Sebastián Cordero
Avec Crónicas, Sebastián Cordero a donné au cinéma latino-américain des années 2000 un thriller moral d'une rare netteté, où les médias, le crime et le désir de récit se contaminent jusqu'à devenir indiscernables. Cette entrée en matière suffit à situer son importance. Cordero n'est pas seulement un réalisateur équatorien visible à l'international. Il est un cinéaste qui a compris très tôt comment utiliser les formes du suspense pour disséquer les appareils de représentation contemporains. Chez lui, le thriller n'est jamais un pur mécanisme. C'est une machine critique.
Crónicas reste son geste le plus immédiatement marquant parce qu'il s'attaque à un problème central : la manière dont l'événement violent devient marchandise narrative. Le journaliste, la caméra, le soupçon, la communauté locale, l'ambition professionnelle, tout s'imbrique dans une économie du regard où personne n'est innocent. Cordero filme cela sans lourdeur démonstrative. Il sait que la meilleure critique des médias consiste souvent à reproduire leur tension attractive tout en laissant apparaître la corruption morale qu'elle implique.
Ce talent pour l'articulation entre efficacité et lucidité parcourt aussi le reste de son œuvre. Qu'il se tourne vers le drame urbain, la science-fiction ou le survival, Cordero conserve une attention constante aux environnements de pouvoir. Ses personnages évoluent dans des systèmes qui les dépassent, mais jamais de façon abstraite. Institutions, industries culturelles, hiérarchies économiques, cadres militaires ou scientifiques : le monde est structuré avant leur arrivée. Le récit montre alors comment ils tentent d'y négocier une place, parfois au prix de leur intégrité.

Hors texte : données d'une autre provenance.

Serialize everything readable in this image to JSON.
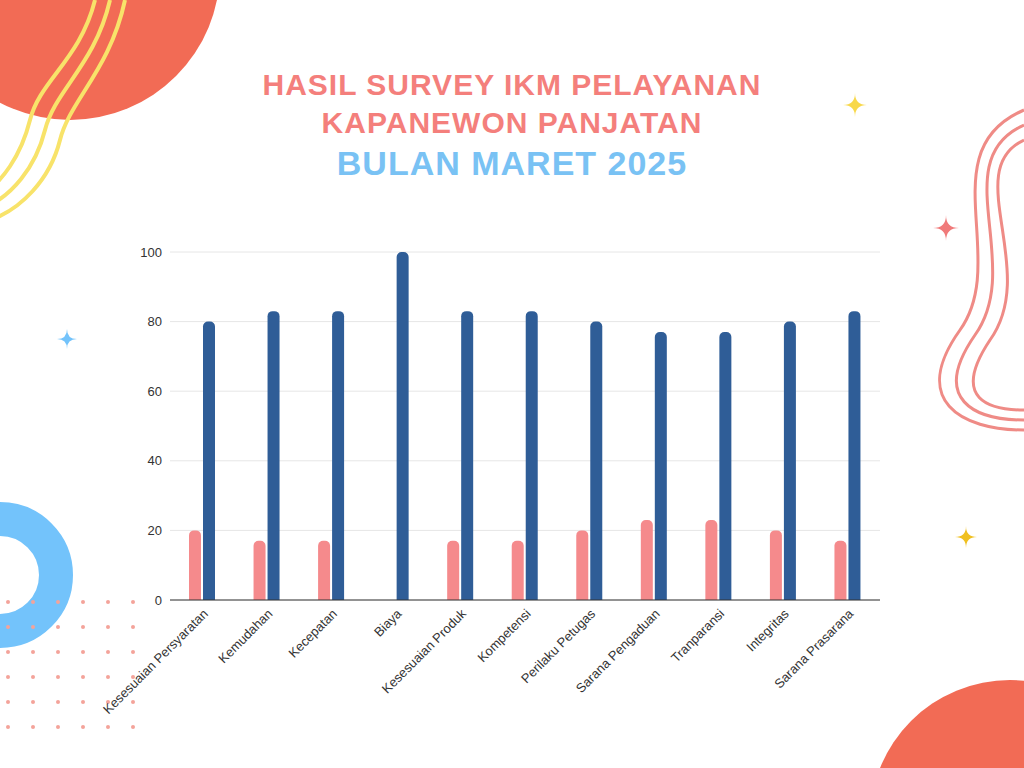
{
  "chart_data": {
    "type": "bar",
    "title": "HASIL SURVEY IKM PELAYANAN KAPANEWON PANJATAN",
    "subtitle": "BULAN MARET 2025",
    "categories": [
      "Kesesuaian Persyaratan",
      "Kemudahan",
      "Kecepatan",
      "Biaya",
      "Kesesuaian Produk",
      "Kompetensi",
      "Perilaku Petugas",
      "Sarana Pengaduan",
      "Tranparansi",
      "Integritas",
      "Sarana Prasarana"
    ],
    "series": [
      {
        "color": "#f58a8c",
        "values": [
          20,
          17,
          17,
          0,
          17,
          17,
          20,
          23,
          23,
          20,
          17
        ]
      },
      {
        "color": "#2f5d97",
        "values": [
          80,
          83,
          83,
          100,
          83,
          83,
          80,
          77,
          77,
          80,
          83
        ]
      }
    ],
    "ylim": [
      0,
      100
    ],
    "yticks": [
      0,
      20,
      40,
      60,
      80,
      100
    ],
    "grid": true
  }
}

Il y a dans sa mise en scène une clarté très intéressante. Cordero aime les dispositifs lisibles, les trajectoires bien tendues, le rapport concret entre un personnage et la pression qui s'exerce sur lui. Cela pourrait conduire à un cinéma simplement fonctionnel. Or ce n'est pas le cas, parce qu'il introduit toujours une ambiguïté morale qui trouble la résolution. Ses films avancent vite, mais laissent derrière eux des questions sales, des doutes qui ne se résorbent pas dans la maîtrise du récit.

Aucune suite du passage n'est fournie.